Lalita Venkatram (1909 – 1992), also credited as Lalita Venkataram or Lalitha Venkataraman, was an Indian Carnatic singer and veena player. She is credited as the first playback singer in Tamil cinema and the first Carnatic musician to be featured on All India Radio, Bombay.

== Early life ==
Venkatram was born in Thiruvannamalai, Tamil Nadu, the daughter of Manavasi V. Ramaswamy Iyer and Subbalakshmi Ramaswami. Her father was a public works engineer and a composer.

== Career ==
Venkatram gave concerts in India and Ceylon, singing and accompanying herself on veena. She gave a benefit performance in Colombo after the 1935 Quetta earthquake. She was the first Carnatic singer to be heard on All India Radio, Bombay, because she sang on the station's first broadcast in 1933. She provided singing vocals for an actress in A. V. Meiyappan's Nandakumar (1938), becoming the first playback singer in a Tamil film. She continued giving concerts and performing on All India Radio into the late 1940s.
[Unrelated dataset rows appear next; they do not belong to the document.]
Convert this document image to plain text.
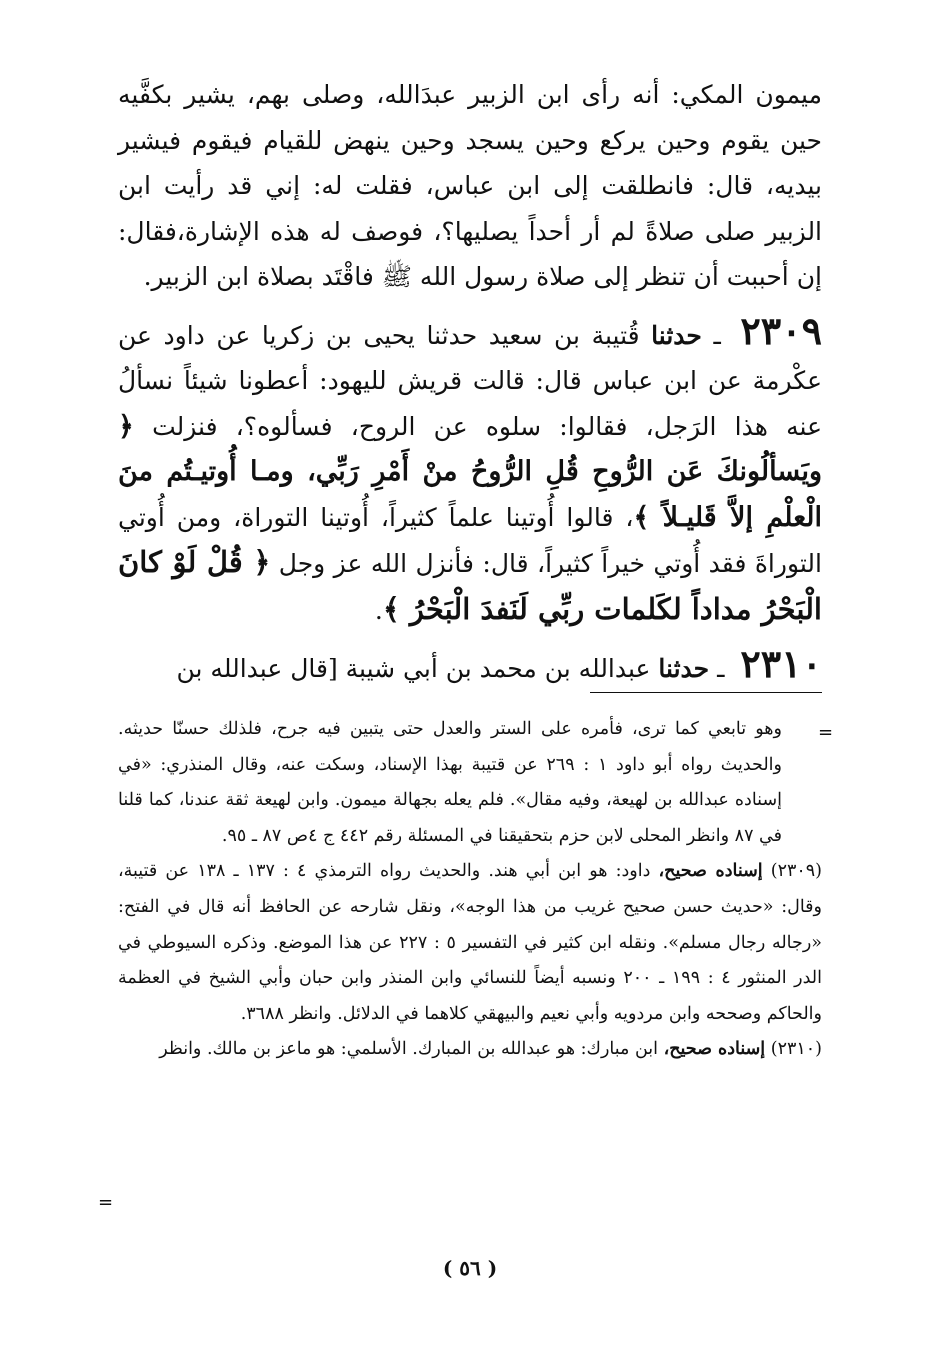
ميمون المكي: أنه رأى ابن الزبير عبدَالله، وصلى بهم، يشير بكفَّيه حين يقوم وحين يركع وحين يسجد وحين ينهض للقيام فيقوم فيشير بيديه، قال: فانطلقت إلى ابن عباس، فقلت له: إني قد رأيت ابن الزبير صلى صلاةً لم أر أحداً يصليها؟، فوصف له هذه الإشارة،فقال: إن أحببت أن تنظر إلى صلاة رسول الله ﷺ فاقْتَد بصلاة ابن الزبير.

٢٣٠٩ ـ حدثنا قُتيبة بن سعيد حدثنا يحيى بن زكريا عن داود عن عكْرمة عن ابن عباس قال: قالت قريش لليهود: أعطونا شيئاً نسألُ عنه هذا الرَجل، فقالوا: سلوه عن الروح، فسألوه؟، فنزلت ﴿ ويَسألُونكَ عَن الرُّوحِ قُلِ الرُّوحُ منْ أَمْرِ رَبِّي، ومـا أُوتيـتُم منَ الْعلْمِ إلاَّ قَليـلاً ﴾، قالوا أُوتينا علماً كثيراً، أُوتينا التوراة، ومن أُوتي التوراةَ فقد أُوتي خيراً كثيراً، قال: فأنزل الله عز وجل ﴿ قُلْ لَوْ كانَ الْبَحْرُ مداداً لكَلمات ربِّي لَنَفدَ الْبَحْرُ ﴾.

٢٣١٠ ـ حدثنا عبدالله بن محمد بن أبي شيبة [قال عبدالله بن

=

وهو تابعي كما ترى، فأمره على الستر والعدل حتى يتبين فيه جرح، فلذلك حسنّا حديثه. والحديث رواه أبو داود ١ : ٢٦٩ عن قتيبة بهذا الإسناد، وسكت عنه، وقال المنذري: «في إسناده عبدالله بن لهيعة، وفيه مقال». فلم يعله بجهالة ميمون. وابن لهيعة ثقة عندنا، كما قلنا في ٨٧ وانظر المحلى لابن حزم بتحقيقنا في المسئلة رقم ٤٤٢ ج ٤ص ٨٧ ـ ٩٥.

(٢٣٠٩) إسناده صحيح، داود: هو ابن أبي هند. والحديث رواه الترمذي ٤ : ١٣٧ ـ ١٣٨ عن قتيبة، وقال: «حديث حسن صحيح غريب من هذا الوجه»، ونقل شارحه عن الحافظ أنه قال في الفتح: «رجاله رجال مسلم». ونقله ابن كثير في التفسير ٥ : ٢٢٧ عن هذا الموضع. وذكره السيوطي في الدر المنثور ٤ : ١٩٩ ـ ٢٠٠ ونسبه أيضاً للنسائي وابن المنذر وابن حبان وأبي الشيخ في العظمة والحاكم وصححه وابن مردويه وأبي نعيم والبيهقي كلاهما في الدلائل. وانظر ٣٦٨٨.

(٢٣١٠) إسناده صحيح، ابن مبارك: هو عبدالله بن المبارك. الأسلمي: هو ماعز بن مالك. وانظر

=
( ٥٦ )
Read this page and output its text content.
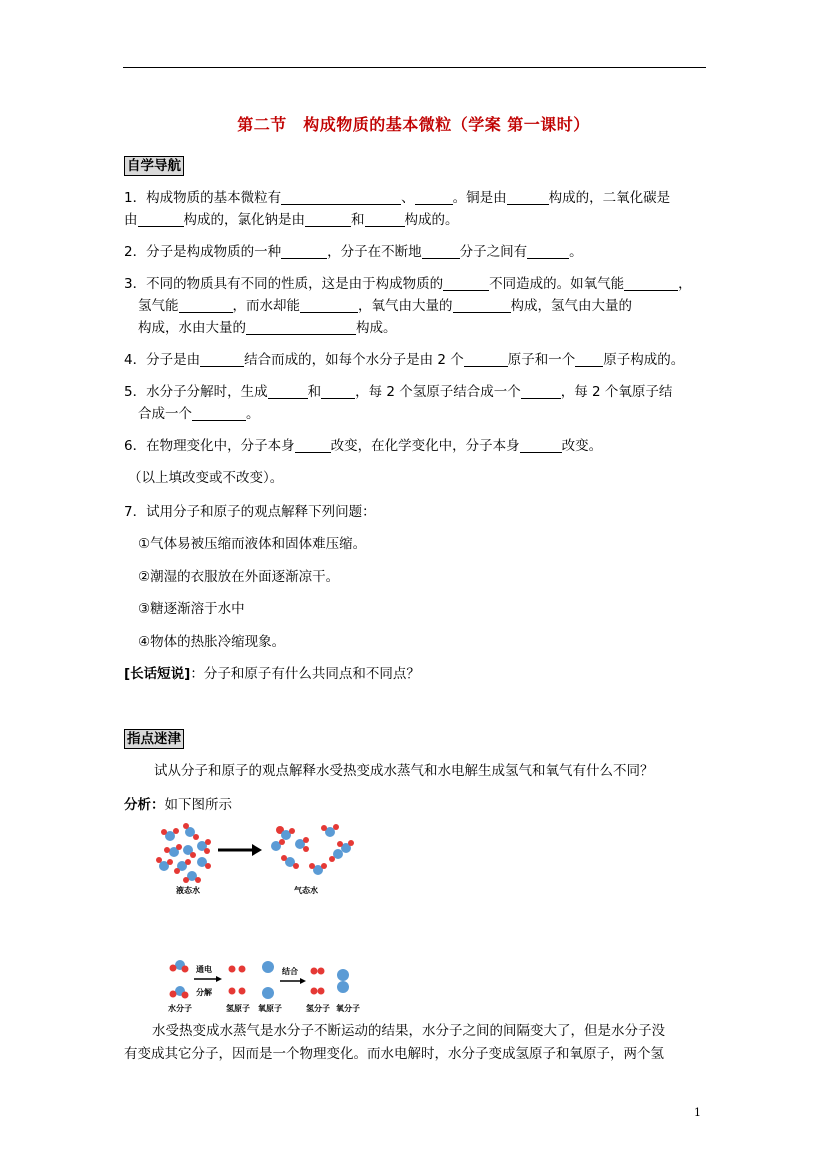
第二节　构成物质的基本微粒（学案 第一课时）
自学导航
1．构成物质的基本微粒有	、	。铜是由	构成的，二氧化碳是
由	构成的，氯化钠是由	和	构成的。
2．分子是构成物质的一种	，分子在不断地	分子之间有	。
3．不同的物质具有不同的性质，这是由于构成物质的	不同造成的。如氧气能	，
氢气能	，而水却能	，氧气由大量的	构成，氢气由大量的
构成，水由大量的	构成。
4．分子是由	结合而成的，如每个水分子是由 2 个	原子和一个 原子构成的。
5．水分子分解时，生成	和	，每 2 个氢原子结合成一个	，每 2 个氧原子结
合成一个	。
6．在物理变化中，分子本身	改变，在化学变化中，分子本身	改变。
（以上填改变或不改变）。
7．试用分子和原子的观点解释下列问题：
①气体易被压缩而液体和固体难压缩。
②潮湿的衣服放在外面逐渐凉干。
③糖逐渐溶于水中
④物体的热胀冷缩现象。
[长话短说]：分子和原子有什么共同点和不同点？
指点迷津
试从分子和原子的观点解释水受热变成水蒸气和水电解生成氢气和氧气有什么不同？
分析：如下图所示
液态水	气态水
通电
分解
结合
水分子	氢原子 氧原子	氢分子 氧分子
水受热变成水蒸气是水分子不断运动的结果，水分子之间的间隔变大了，但是水分子没
有变成其它分子，因而是一个物理变化。而水电解时，水分子变成氢原子和氧原子，两个氢
1
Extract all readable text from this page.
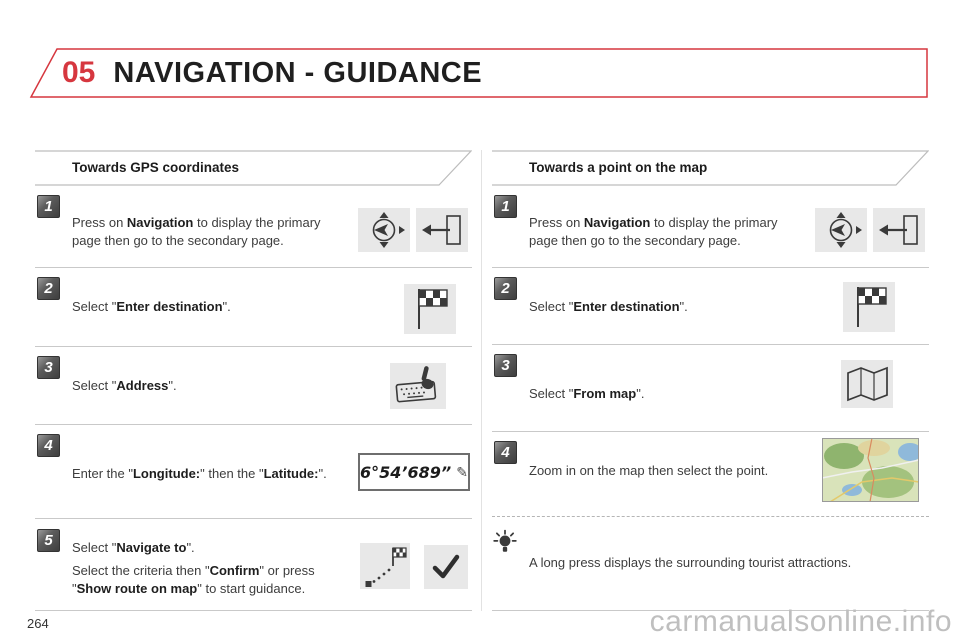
05 NAVIGATION - GUIDANCE
Towards GPS coordinates
1
Press on Navigation to display the primary page then go to the secondary page.
2
Select "Enter destination".
3
Select "Address".
4
Enter the "Longitude:" then the "Latitude:".	6°54’689” ✎
5	Select "Navigate to".

Select the criteria then "Confirm" or press "Show route on map" to start guidance.

Towards a point on the map
1
Press on Navigation to display the primary page then go to the secondary page.
2
Select "Enter destination".
3
Select "From map".
4
Zoom in on the map then select the point.
A long press displays the surrounding tourist attractions.
264	carmanualsonline.info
Venkatram taught music students in Bombay after she retired from performing. One of her successful students was singer and composer Shankar Mahadevan.

== Personal life ==
She married K. S. Venkatram. She lived in Bombay and had five children, including singer Kalyani Ramdas. Venkatram died in 1992. One of her grandchildren, Krishna Ramdas, is a professional tabla player.